First, here is how the thinking of multinational corporations goes. Their activities are connected to global trade. When they pay for imported goods or services, they need to exchange currencies.

In 2019, goods worth 19 trillion U.S. dollars were exported globally. On the other hand, there are banks. Let’s see why they partake in Forex trading.

Banks need to balance their holdings. It is particularly true for central banks — key national financial regulators. Assets are bought and sold all the time, so funds are constantly transferred between bank accounts.

Suppose an oil tycoon from Dubai decides to purchase stock in the United States with money that rests in his UK-based bank account.

This operation involves multiple banks that all need to balance their holdings of pounds and dollars.

Banks are the biggest players in this market. They are powerful enough to affect the value of currencies in circulation.

Individuals in Nigeria and abroad buy and sell currencies through a Forextime ECN trading account because they want to capitalize on the difference between entry and exit.

As all exchange rates are permanently in flux, speculation can be extremely profitable, particularly with highly volatile currency pairs.

Retail traders account for an infinitesimal fraction of the daily volume.

Most transactions take place between institutions. Speculation is not their primary motivation. Organizations resort to currency trades for different practical purposes.
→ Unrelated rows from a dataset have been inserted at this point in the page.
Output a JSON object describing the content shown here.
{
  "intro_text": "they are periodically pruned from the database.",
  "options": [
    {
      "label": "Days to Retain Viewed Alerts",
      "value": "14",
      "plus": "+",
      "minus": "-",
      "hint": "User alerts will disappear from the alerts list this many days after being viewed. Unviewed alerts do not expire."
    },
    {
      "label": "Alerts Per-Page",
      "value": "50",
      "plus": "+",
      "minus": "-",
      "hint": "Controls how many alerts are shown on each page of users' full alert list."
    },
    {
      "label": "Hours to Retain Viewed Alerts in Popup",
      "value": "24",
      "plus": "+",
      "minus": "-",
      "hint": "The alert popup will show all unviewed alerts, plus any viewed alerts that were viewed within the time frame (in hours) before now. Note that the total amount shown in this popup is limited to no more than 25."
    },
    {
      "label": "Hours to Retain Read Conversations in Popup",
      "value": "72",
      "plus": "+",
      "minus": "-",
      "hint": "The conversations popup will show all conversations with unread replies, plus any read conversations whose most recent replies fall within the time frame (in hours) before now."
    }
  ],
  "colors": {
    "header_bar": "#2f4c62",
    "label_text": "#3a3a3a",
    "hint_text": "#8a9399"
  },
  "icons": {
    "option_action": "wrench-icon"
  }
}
It Is Because of the Rules

As per industry regulations, banks are obliged to retain a certain amount of assets at all times.

As currency rates are always changing, so does the value of those assets. As a result, the bank has to buy or sell currency to keep the balance.

In a way, it is similar to what happens when people go abroad. When tourists buy food or souvenirs using a credit card, they pay in the local currency. Every transaction launches a set of operations, which a few cardholders know.

For instance, if the currency of the card is US dollars, while the price is in euros, the conversion is automatic. In the case of exotics like the Turkish Lira, the amount may be first converted to a major currency and then to the local one.

As a result, a chain involving Visa/MasterCard, the bank, and sometimes even the Central Bank of the foreign country is activated. Their ultimate goal is to balance their holdings.

 

The Big Guys’ Club

In addition, banks trade on their clients’ behalf. At their request, they may buy or sell particular assets. If you check the offerings of any major bank, you may notice fx services.

However, this scheme is different from retail trading.

First, transaction volume must be relatively large for a bank to facilitate it. In many cases, the institution requires substantial initial deposits, which is out of the question for regular traders in Nigeria — particularly beginners.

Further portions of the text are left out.